Pulling in different directions…the Kelpies enjoying the election.

They say it’s going to be the closest general election for a generation.  But not in Scotland.  One opinion poll, Ipsos Mori, puts SNP support at 54 per cent, the culmination of a rising tide, and enough to give the SNP every seat in Scotland.

This might well be an exaggeration and it’s worth remembering that a third of voters have not yet made up their minds.  But there’s now no doubt that the SNP will do well on Thursday.

This has put all the parties into a state of bewilderment, not to say panic. The SNP themselves can’t quite believe what they are reading in the opinion polls or in the Sun newspaper, which has come out in their favour.  Nicola Sturgeon says no vote is being taken for granted. She is being flown around the country in her specially liveried helicopter to deliver her defiant message against “austerity” and for a strong Scottish voice at Westminster.

Labour leaders north and south of the border insist a vote for the SNP is a vote to put the Tories back into power.  But Nicola Sturgeon says Ed Miliband’s insistence that he will not make a deal with the SNP will do precisely that.  David Cameron meanwhile has been shoring up his core Conservative vote with a promise of no increase in taxes for the next five years.

I was fascinated to hear the views of my Scouts (11-14 year olds) on all this so-called adult behaviour.  We were holding a “civics” night and asking the patrols to draw up their manifestos for the election. Along with the expected calls for “no more homework” and “more money for rugby” there were several mentions of food banks, a higher minimum wage, no zero-hours contracts and quite a few worries about immigration.  In the quiz that followed, most patrols were scoring at least 15 out of 20 for general knowledge about the election. Our political future is assured.

To judge from the media, we will wake up on Friday morning to Armageddon. No party will have won an outright majority of the 650 seats at Westminster. The media and the financial markets will then insist on a coalition, preferably after a week of frenzied, bleary-eyed, panic-stricken, behind-closed-doors meetings and incoherent press briefings.  This really IS adult behaviour.

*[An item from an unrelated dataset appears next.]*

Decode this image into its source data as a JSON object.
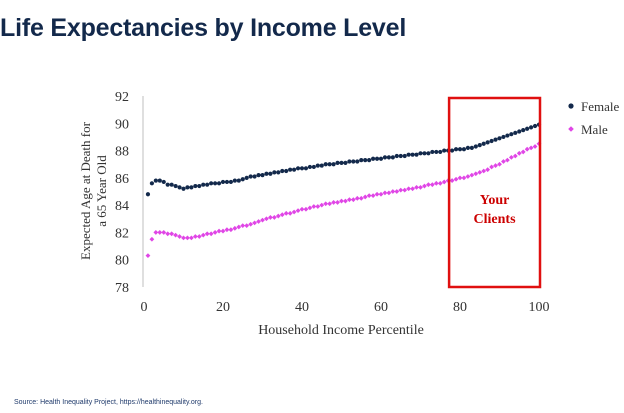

How much happier we would all be, if the largest party were simply invited by the Queen to form a government immediately and then for it to bring each of its measures forward, one at a time, for open debate and decision in parliament.  Parties could then stay pure to their manifestos. We would have a leisured and open national debate about each issue and a truly democratic decision taken by a majority of the 650 MPs we elect. Minority governments are no more unstable than coalitions and in Scotland Alex Salmond showed how it could be done between 2007 and 2011.  My own prediction, for what it’s worth, is that we will have a minority government when that week of media-induced panic and failure is over.

And I rather fear the Institute of Fiscal Studies is right when it forecast this week that average incomes are set to decline whoever leads the next government.  There was a hint of this when the latest growth figures were published on Tuesday showing that the economy is slowing down again, with the slowest rate of growth for more than two years.

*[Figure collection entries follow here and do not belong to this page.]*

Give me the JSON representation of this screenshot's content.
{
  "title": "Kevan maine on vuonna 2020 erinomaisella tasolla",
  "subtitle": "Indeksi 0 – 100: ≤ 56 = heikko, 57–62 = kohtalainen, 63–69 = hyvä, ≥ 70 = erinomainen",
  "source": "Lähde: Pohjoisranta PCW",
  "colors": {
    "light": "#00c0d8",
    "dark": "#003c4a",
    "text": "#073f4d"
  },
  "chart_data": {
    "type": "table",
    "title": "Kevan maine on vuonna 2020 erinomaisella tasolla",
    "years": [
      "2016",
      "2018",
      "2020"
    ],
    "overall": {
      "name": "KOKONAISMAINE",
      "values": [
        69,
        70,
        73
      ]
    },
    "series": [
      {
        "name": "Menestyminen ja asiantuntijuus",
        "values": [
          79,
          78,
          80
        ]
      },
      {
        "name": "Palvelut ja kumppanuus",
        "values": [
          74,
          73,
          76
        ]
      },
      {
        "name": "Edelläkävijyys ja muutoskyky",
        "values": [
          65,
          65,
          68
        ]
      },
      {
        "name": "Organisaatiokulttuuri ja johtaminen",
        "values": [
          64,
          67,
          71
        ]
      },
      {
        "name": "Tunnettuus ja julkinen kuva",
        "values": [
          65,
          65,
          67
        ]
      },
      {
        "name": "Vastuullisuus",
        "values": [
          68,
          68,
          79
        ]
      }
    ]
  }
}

Over 300 workers at the Tullis Russell paper mill in Fife felt the cold wind of recession this week when they were told the mill has gone into administration after making losses of £18.5m over the last five years.  This is a real tragedy for the dream of worker-ownership.  The 200-year old paper mill was handed over to its workers in the 1980s and they had hoped to come through the recession in the paper-making industry by specialising in high-quality card.  Only last month the company opened a £200m bio-mass power plant. The trade unions are now asking questions about how the directors have been running the company.  All may not be lost however, as a potential buyer has emerged, at least for part of the mill, in the form of PG Paper, a company trading in paper products for India and owned by the Gupta family from Kilmacolm near Glasgow.

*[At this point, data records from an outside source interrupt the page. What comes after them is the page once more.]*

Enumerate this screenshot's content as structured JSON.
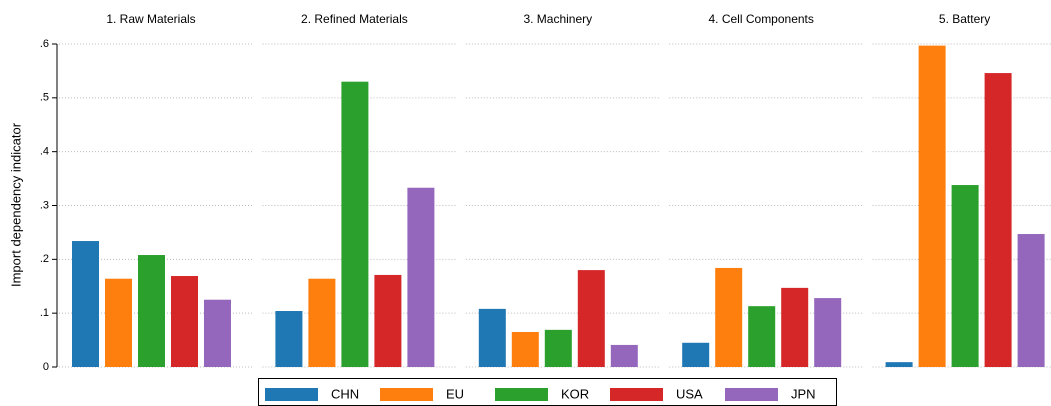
{
  "chart_data": {
    "type": "bar",
    "ylabel": "Import dependency indicator",
    "categories": [
      "1. Raw Materials",
      "2. Refined Materials",
      "3. Machinery",
      "4. Cell Components",
      "5. Battery"
    ],
    "series": [
      {
        "name": "CHN",
        "color": "#1f77b4",
        "values": [
          0.234,
          0.104,
          0.108,
          0.045,
          0.009
        ]
      },
      {
        "name": "EU",
        "color": "#ff7f0e",
        "values": [
          0.164,
          0.164,
          0.065,
          0.184,
          0.597
        ]
      },
      {
        "name": "KOR",
        "color": "#2ca02c",
        "values": [
          0.208,
          0.53,
          0.069,
          0.113,
          0.338
        ]
      },
      {
        "name": "USA",
        "color": "#d62728",
        "values": [
          0.169,
          0.171,
          0.18,
          0.147,
          0.546
        ]
      },
      {
        "name": "JPN",
        "color": "#9467bd",
        "values": [
          0.125,
          0.333,
          0.041,
          0.128,
          0.247
        ]
      }
    ],
    "ylim": [
      0,
      0.6
    ],
    "yticks": [
      0,
      {
        "value": 0.1,
        "label": ".1"
      },
      {
        "value": 0.2,
        "label": ".2"
      },
      {
        "value": 0.3,
        "label": ".3"
      },
      {
        "value": 0.4,
        "label": ".4"
      },
      {
        "value": 0.5,
        "label": ".5"
      },
      {
        "value": 0.6,
        "label": ".6"
      }
    ],
    "grid": true
  }
}
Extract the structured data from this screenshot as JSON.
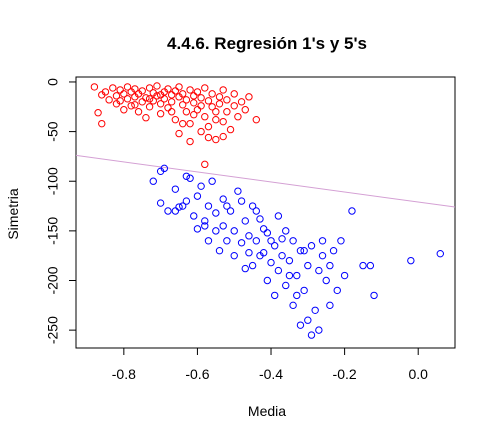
{
  "chart_data": {
    "type": "scatter",
    "title": "4.4.6. Regresión 1's y 5's",
    "xlabel": "Media",
    "ylabel": "Simetria",
    "xlim": [
      -0.93,
      0.1
    ],
    "ylim": [
      -268,
      5
    ],
    "x_ticks": [
      -0.8,
      -0.6,
      -0.4,
      -0.2,
      0.0
    ],
    "x_tick_labels": [
      "-0.8",
      "-0.6",
      "-0.4",
      "-0.2",
      "0.0"
    ],
    "y_ticks": [
      0,
      -50,
      -100,
      -150,
      -200,
      -250
    ],
    "y_tick_labels": [
      "0",
      "-50",
      "-100",
      "-150",
      "-200",
      "-250"
    ],
    "grid": false,
    "regression_line": {
      "color": "#d4a0d4",
      "points": [
        [
          -0.93,
          -74
        ],
        [
          0.1,
          -126
        ]
      ]
    },
    "series": [
      {
        "color": "#ff0000",
        "marker": "open-circle",
        "points": [
          [
            -0.88,
            -5
          ],
          [
            -0.87,
            -31
          ],
          [
            -0.86,
            -42
          ],
          [
            -0.85,
            -10
          ],
          [
            -0.84,
            -18
          ],
          [
            -0.83,
            -6
          ],
          [
            -0.82,
            -14
          ],
          [
            -0.82,
            -22
          ],
          [
            -0.81,
            -8
          ],
          [
            -0.8,
            -12
          ],
          [
            -0.8,
            -28
          ],
          [
            -0.79,
            -5
          ],
          [
            -0.79,
            -17
          ],
          [
            -0.78,
            -10
          ],
          [
            -0.78,
            -24
          ],
          [
            -0.77,
            -7
          ],
          [
            -0.77,
            -15
          ],
          [
            -0.76,
            -30
          ],
          [
            -0.76,
            -12
          ],
          [
            -0.75,
            -20
          ],
          [
            -0.75,
            -9
          ],
          [
            -0.74,
            -16
          ],
          [
            -0.74,
            -36
          ],
          [
            -0.73,
            -6
          ],
          [
            -0.73,
            -25
          ],
          [
            -0.72,
            -11
          ],
          [
            -0.72,
            -19
          ],
          [
            -0.71,
            -14
          ],
          [
            -0.71,
            -4
          ],
          [
            -0.7,
            -22
          ],
          [
            -0.7,
            -32
          ],
          [
            -0.69,
            -10
          ],
          [
            -0.69,
            -17
          ],
          [
            -0.68,
            -7
          ],
          [
            -0.68,
            -26
          ],
          [
            -0.67,
            -13
          ],
          [
            -0.67,
            -20
          ],
          [
            -0.66,
            -9
          ],
          [
            -0.66,
            -38
          ],
          [
            -0.65,
            -15
          ],
          [
            -0.65,
            -5
          ],
          [
            -0.64,
            -23
          ],
          [
            -0.64,
            -12
          ],
          [
            -0.63,
            -30
          ],
          [
            -0.63,
            -18
          ],
          [
            -0.62,
            -8
          ],
          [
            -0.62,
            -42
          ],
          [
            -0.61,
            -14
          ],
          [
            -0.61,
            -21
          ],
          [
            -0.6,
            -10
          ],
          [
            -0.6,
            -28
          ],
          [
            -0.59,
            -50
          ],
          [
            -0.59,
            -16
          ],
          [
            -0.58,
            -35
          ],
          [
            -0.58,
            -6
          ],
          [
            -0.57,
            -19
          ],
          [
            -0.57,
            -45
          ],
          [
            -0.56,
            -25
          ],
          [
            -0.56,
            -12
          ],
          [
            -0.55,
            -38
          ],
          [
            -0.55,
            -58
          ],
          [
            -0.54,
            -22
          ],
          [
            -0.54,
            -15
          ],
          [
            -0.53,
            -8
          ],
          [
            -0.53,
            -40
          ],
          [
            -0.52,
            -30
          ],
          [
            -0.52,
            -18
          ],
          [
            -0.51,
            -48
          ],
          [
            -0.5,
            -24
          ],
          [
            -0.5,
            -12
          ],
          [
            -0.49,
            -35
          ],
          [
            -0.48,
            -20
          ],
          [
            -0.47,
            -28
          ],
          [
            -0.46,
            -15
          ],
          [
            -0.44,
            -38
          ],
          [
            -0.86,
            -13
          ],
          [
            -0.81,
            -19
          ],
          [
            -0.77,
            -23
          ],
          [
            -0.73,
            -17
          ],
          [
            -0.7,
            -13
          ],
          [
            -0.67,
            -30
          ],
          [
            -0.64,
            -42
          ],
          [
            -0.61,
            -33
          ],
          [
            -0.59,
            -24
          ],
          [
            -0.57,
            -56
          ],
          [
            -0.55,
            -30
          ],
          [
            -0.58,
            -83
          ],
          [
            -0.65,
            -52
          ],
          [
            -0.62,
            -60
          ],
          [
            -0.53,
            -55
          ]
        ]
      },
      {
        "color": "#0000ff",
        "marker": "open-circle",
        "points": [
          [
            -0.72,
            -100
          ],
          [
            -0.7,
            -90
          ],
          [
            -0.69,
            -87
          ],
          [
            -0.7,
            -122
          ],
          [
            -0.68,
            -130
          ],
          [
            -0.66,
            -108
          ],
          [
            -0.65,
            -126
          ],
          [
            -0.64,
            -125
          ],
          [
            -0.63,
            -120
          ],
          [
            -0.62,
            -97
          ],
          [
            -0.61,
            -135
          ],
          [
            -0.6,
            -148
          ],
          [
            -0.6,
            -115
          ],
          [
            -0.59,
            -105
          ],
          [
            -0.58,
            -140
          ],
          [
            -0.57,
            -125
          ],
          [
            -0.57,
            -160
          ],
          [
            -0.56,
            -100
          ],
          [
            -0.55,
            -150
          ],
          [
            -0.55,
            -132
          ],
          [
            -0.54,
            -170
          ],
          [
            -0.53,
            -145
          ],
          [
            -0.53,
            -118
          ],
          [
            -0.52,
            -160
          ],
          [
            -0.51,
            -130
          ],
          [
            -0.5,
            -175
          ],
          [
            -0.5,
            -150
          ],
          [
            -0.49,
            -110
          ],
          [
            -0.48,
            -162
          ],
          [
            -0.47,
            -140
          ],
          [
            -0.47,
            -188
          ],
          [
            -0.46,
            -155
          ],
          [
            -0.45,
            -125
          ],
          [
            -0.45,
            -185
          ],
          [
            -0.44,
            -160
          ],
          [
            -0.43,
            -138
          ],
          [
            -0.42,
            -172
          ],
          [
            -0.42,
            -148
          ],
          [
            -0.41,
            -200
          ],
          [
            -0.4,
            -182
          ],
          [
            -0.4,
            -160
          ],
          [
            -0.39,
            -165
          ],
          [
            -0.38,
            -135
          ],
          [
            -0.38,
            -190
          ],
          [
            -0.37,
            -175
          ],
          [
            -0.36,
            -205
          ],
          [
            -0.36,
            -150
          ],
          [
            -0.35,
            -180
          ],
          [
            -0.34,
            -160
          ],
          [
            -0.34,
            -225
          ],
          [
            -0.33,
            -195
          ],
          [
            -0.32,
            -170
          ],
          [
            -0.32,
            -245
          ],
          [
            -0.31,
            -210
          ],
          [
            -0.3,
            -185
          ],
          [
            -0.3,
            -240
          ],
          [
            -0.29,
            -165
          ],
          [
            -0.28,
            -230
          ],
          [
            -0.27,
            -190
          ],
          [
            -0.27,
            -250
          ],
          [
            -0.26,
            -175
          ],
          [
            -0.25,
            -200
          ],
          [
            -0.24,
            -185
          ],
          [
            -0.23,
            -170
          ],
          [
            -0.22,
            -210
          ],
          [
            -0.21,
            -160
          ],
          [
            -0.2,
            -195
          ],
          [
            -0.18,
            -130
          ],
          [
            -0.15,
            -185
          ],
          [
            -0.13,
            -185
          ],
          [
            -0.12,
            -215
          ],
          [
            -0.02,
            -180
          ],
          [
            0.06,
            -173
          ],
          [
            -0.63,
            -95
          ],
          [
            -0.58,
            -145
          ],
          [
            -0.52,
            -125
          ],
          [
            -0.46,
            -172
          ],
          [
            -0.41,
            -152
          ],
          [
            -0.37,
            -158
          ],
          [
            -0.33,
            -215
          ],
          [
            -0.31,
            -170
          ],
          [
            -0.26,
            -160
          ],
          [
            -0.24,
            -225
          ],
          [
            -0.29,
            -255
          ],
          [
            -0.35,
            -195
          ],
          [
            -0.44,
            -130
          ],
          [
            -0.39,
            -215
          ],
          [
            -0.66,
            -130
          ],
          [
            -0.48,
            -120
          ],
          [
            -0.43,
            -175
          ]
        ]
      }
    ]
  }
}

The other big news this week has been a record drugs find on board a ship in Aberdeen harbour.  £500m worth of cocaine was discovered hidden on the MV Hamal after it had been arrested at sea by the Royal Navy frigate HMS Somerset and a Border Force cutter vessel, the Valiant.  The operation was masterminded by the National Crime Agency in co-operation with the French customs investigation service.  Nine crew members of the MV Hamal, all Turkish citizens, were arrested and have appeared in court in Aberdeen charged with drug offences.  More than three tonnes of cocaine were found after a thorough search of the vessel. It’s five times the amount of any previous drugs haul in the UK.

I wasn’t there myself, but I gather the annual 1st of May Beltane Fire Festival on Calton Hill in Edinburgh went off with a blaze.  A 12ft high effigy of the wicker man was burnt and over 5000 joyful souls watched as the evils of the winter were consumed and the first clear skies of the summer were kissed into life by the rising sun.  Oh to have been there on that happy dawn.  I wonder what we shall be celebrating when the sun comes up on the political landscape next Friday morning.